Kozea / Pyphen

Hy-phen-ation made easy
https://courtbouillon.org/pyphen
Other
198 stars 24 forks source link

(German) hyphenation derailed by punctuation characters #37

Closed allefeld closed 1 year ago

allefeld commented 2 years ago

I found this strange behavior:

> dic = pyphen.Pyphen(lang='de')

> dic.inserted('begreifbar')
'be-greif-bar'

> dic.inserted('begreifbar.')
'be-greif-ba-r.'

> dic.inserted('begreifbar«.')
'be-greif-ba-r«.'

The first hyphenation is correct.
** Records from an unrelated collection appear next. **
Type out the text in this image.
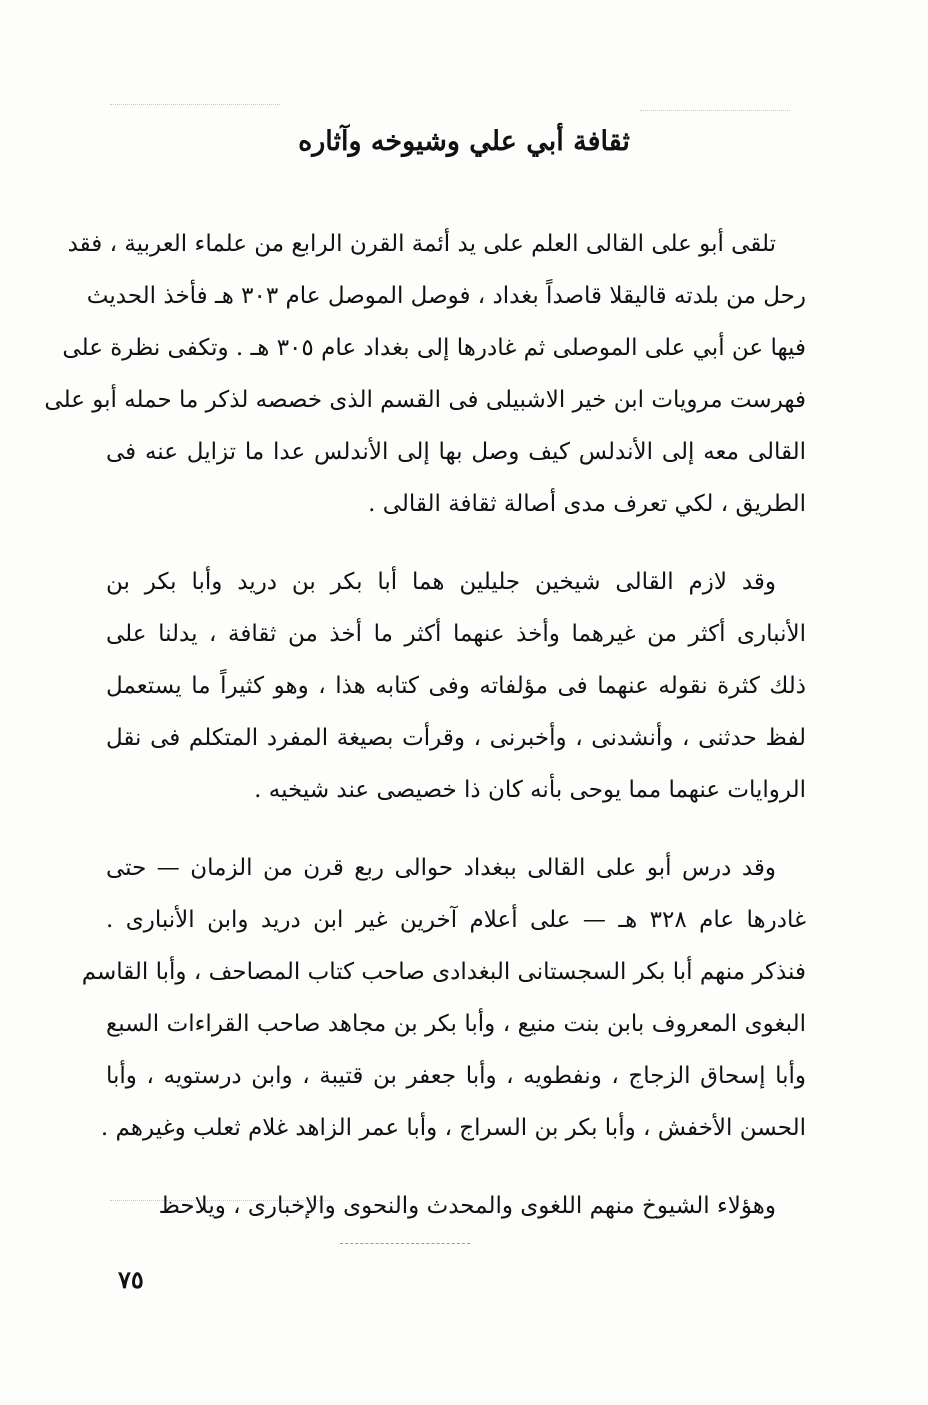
ثقافة أبي علي وشيوخه وآثاره
تلقى أبو على القالى العلم على يد أئمة القرن الرابع من علماء العربية ، فقد
رحل من بلدته قاليقلا قاصداً بغداد ، فوصل الموصل عام ٣٠٣ هـ فأخذ الحديث
فيها عن أبي على الموصلى ثم غادرها إلى بغداد عام ٣٠٥ هـ . وتكفى نظرة على
فهرست مرويات ابن خير الاشبيلى فى القسم الذى خصصه لذكر ما حمله أبو على
القالى معه إلى الأندلس كيف وصل بها إلى الأندلس عدا ما تزايل عنه فى
الطريق ، لكي تعرف مدى أصالة ثقافة القالى .
وقد لازم القالى شيخين جليلين هما أبا بكر بن دريد وأبا بكر بن
الأنبارى أكثر من غيرهما وأخذ عنهما أكثر ما أخذ من ثقافة ، يدلنا على
ذلك كثرة نقوله عنهما فى مؤلفاته وفى كتابه هذا ، وهو كثيراً ما يستعمل
لفظ حدثنى ، وأنشدنى ، وأخبرنى ، وقرأت بصيغة المفرد المتكلم فى نقل
الروايات عنهما مما يوحى بأنه كان ذا خصيصى عند شيخيه .
وقد درس أبو على القالى ببغداد حوالى ربع قرن من الزمان — حتى
غادرها عام ٣٢٨ هـ — على أعلام آخرين غير ابن دريد وابن الأنبارى .
فنذكر منهم أبا بكر السجستانى البغدادى صاحب كتاب المصاحف ، وأبا القاسم
البغوى المعروف بابن بنت منيع ، وأبا بكر بن مجاهد صاحب القراءات السبع
وأبا إسحاق الزجاج ، ونفطويه ، وأبا جعفر بن قتيبة ، وابن درستويه ، وأبا
الحسن الأخفش ، وأبا بكر بن السراج ، وأبا عمر الزاهد غلام ثعلب وغيرهم .
وهؤلاء الشيوخ منهم اللغوى والمحدث والنحوى والإخبارى ، ويلاحظ
٧٥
The second and third have trailing punctuation characters (« is a common closing-quote in German printing), which leads to an additional incorrect hyphenation point being inserted.
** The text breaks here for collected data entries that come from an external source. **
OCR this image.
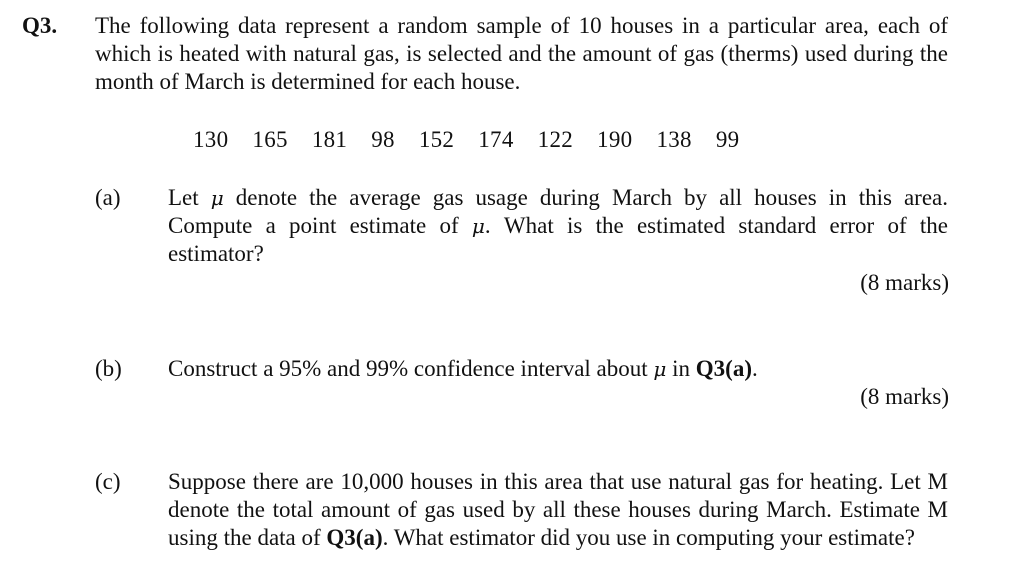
Q3. The following data represent a random sample of 10 houses in a particular area, each of which is heated with natural gas, is selected and the amount of gas (therms) used during the month of March is determined for each house.
130 165 181 98 152 174 122 190 138 99
(a) Let μ denote the average gas usage during March by all houses in this area. Compute a point estimate of μ. What is the estimated standard error of the estimator?
(8 marks)
(b) Construct a 95% and 99% confidence interval about μ in Q3(a).
(8 marks)
(c) Suppose there are 10,000 houses in this area that use natural gas for heating. Let M denote the total amount of gas used by all these houses during March. Estimate M using the data of Q3(a). What estimator did you use in computing your estimate?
I tried to use the local hunspell dictionary instead (/usr/share/hyphen/hyph_de_DE.dic), with the same result.

In this case, I could fix it by removing punctuation characters myself, but I'd still consider it to be a bug, possibly related to #24 and #26.
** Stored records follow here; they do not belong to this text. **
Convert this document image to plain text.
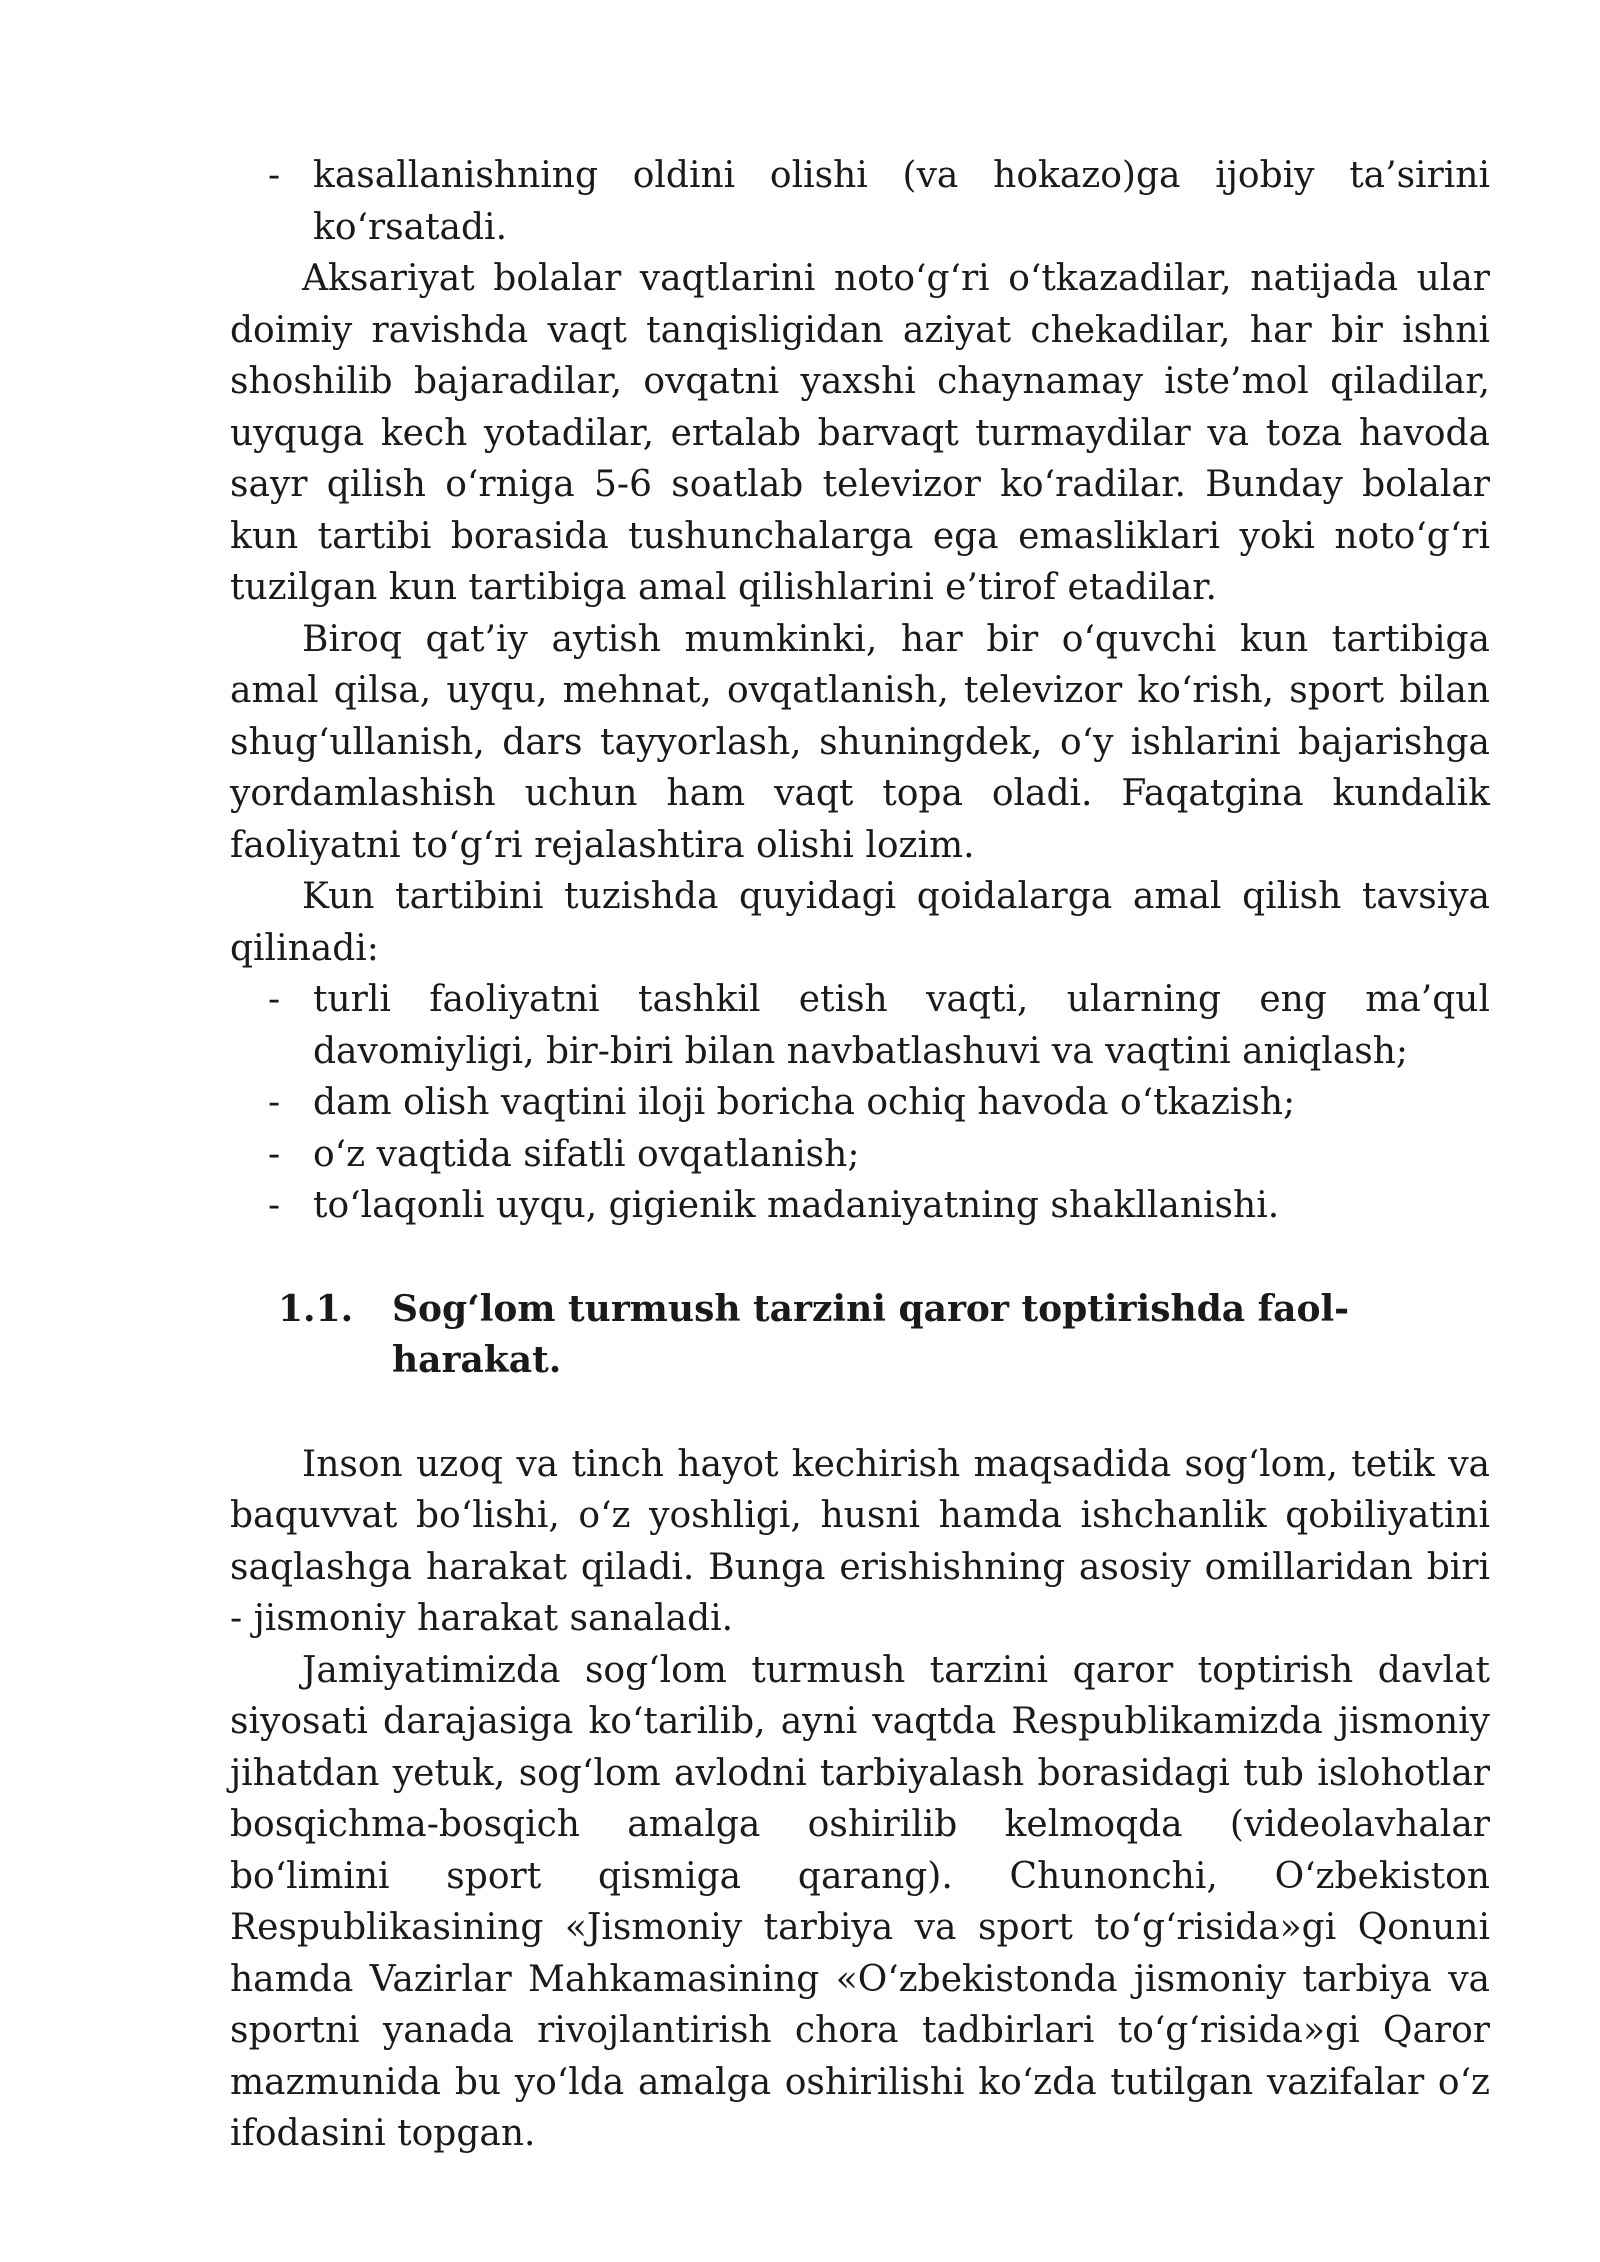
- kasallanishning oldini olishi (va hokazo)ga ijobiy ta’sirini ko‘rsatadi.

Aksariyat bolalar vaqtlarini noto‘g‘ri o‘tkazadilar, natijada ular doimiy ravishda vaqt tanqisligidan aziyat chekadilar, har bir ishni shoshilib bajaradilar, ovqatni yaxshi chaynamay iste’mol qiladilar, uyquga kech yotadilar, ertalab barvaqt turmaydilar va toza havoda sayr qilish o‘rniga 5-6 soatlab televizor ko‘radilar. Bunday bolalar kun tartibi borasida tushunchalarga ega emasliklari yoki noto‘g‘ri tuzilgan kun tartibiga amal qilishlarini e’tirof etadilar.

Biroq qat’iy aytish mumkinki, har bir o‘quvchi kun tartibiga amal qilsa, uyqu, mehnat, ovqatlanish, televizor ko‘rish, sport bilan shug‘ullanish, dars tayyorlash, shuningdek, o‘y ishlarini bajarishga yordamlashish uchun ham vaqt topa oladi. Faqatgina kundalik faoliyatni to‘g‘ri rejalashtira olishi lozim.

Kun tartibini tuzishda quyidagi qoidalarga amal qilish tavsiya qilinadi:

- turli faoliyatni tashkil etish vaqti, ularning eng ma’qul davomiyligi, bir-biri bilan navbatlashuvi va vaqtini aniqlash;
- dam olish vaqtini iloji boricha ochiq havoda o‘tkazish;
- o‘z vaqtida sifatli ovqatlanish;
- to‘laqonli uyqu, gigienik madaniyatning shakllanishi.
1.1.	Sog‘lom turmush tarzini qaror toptirishda faol-harakat.

Inson uzoq va tinch hayot kechirish maqsadida sog‘lom, tetik va baquvvat bo‘lishi, o‘z yoshligi, husni hamda ishchanlik qobiliyatini saqlashga harakat qiladi. Bunga erishishning asosiy omillaridan biri - jismoniy harakat sanaladi.

Jamiyatimizda sog‘lom turmush tarzini qaror toptirish davlat siyosati darajasiga ko‘tarilib, ayni vaqtda Respublikamizda jismoniy jihatdan yetuk, sog‘lom avlodni tarbiyalash borasidagi tub islohotlar bosqichma-bosqich amalga oshirilib kelmoqda (videolavhalar bo‘limini sport qismiga qarang). Chunonchi, O‘zbekiston Respublikasining «Jismoniy tarbiya va sport to‘g‘risida»gi Qonuni hamda Vazirlar Mahkamasining «O‘zbekistonda jismoniy tarbiya va sportni yanada rivojlantirish chora tadbirlari to‘g‘risida»gi Qaror mazmunida bu yo‘lda amalga oshirilishi ko‘zda tutilgan vazifalar o‘z ifodasini topgan.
liZe commented 2 years ago

Hello!

In this case, I could fix it by removing punctuation characters myself

Yes, that’s a "problem" already answered in this comment. Short answer: as some details are specific to each language (and probably to each application), it’s easier to remove the punctuation in your application.

liZe commented 1 year ago

Closing, as we don’t plan to handle punctuation in Pyphen.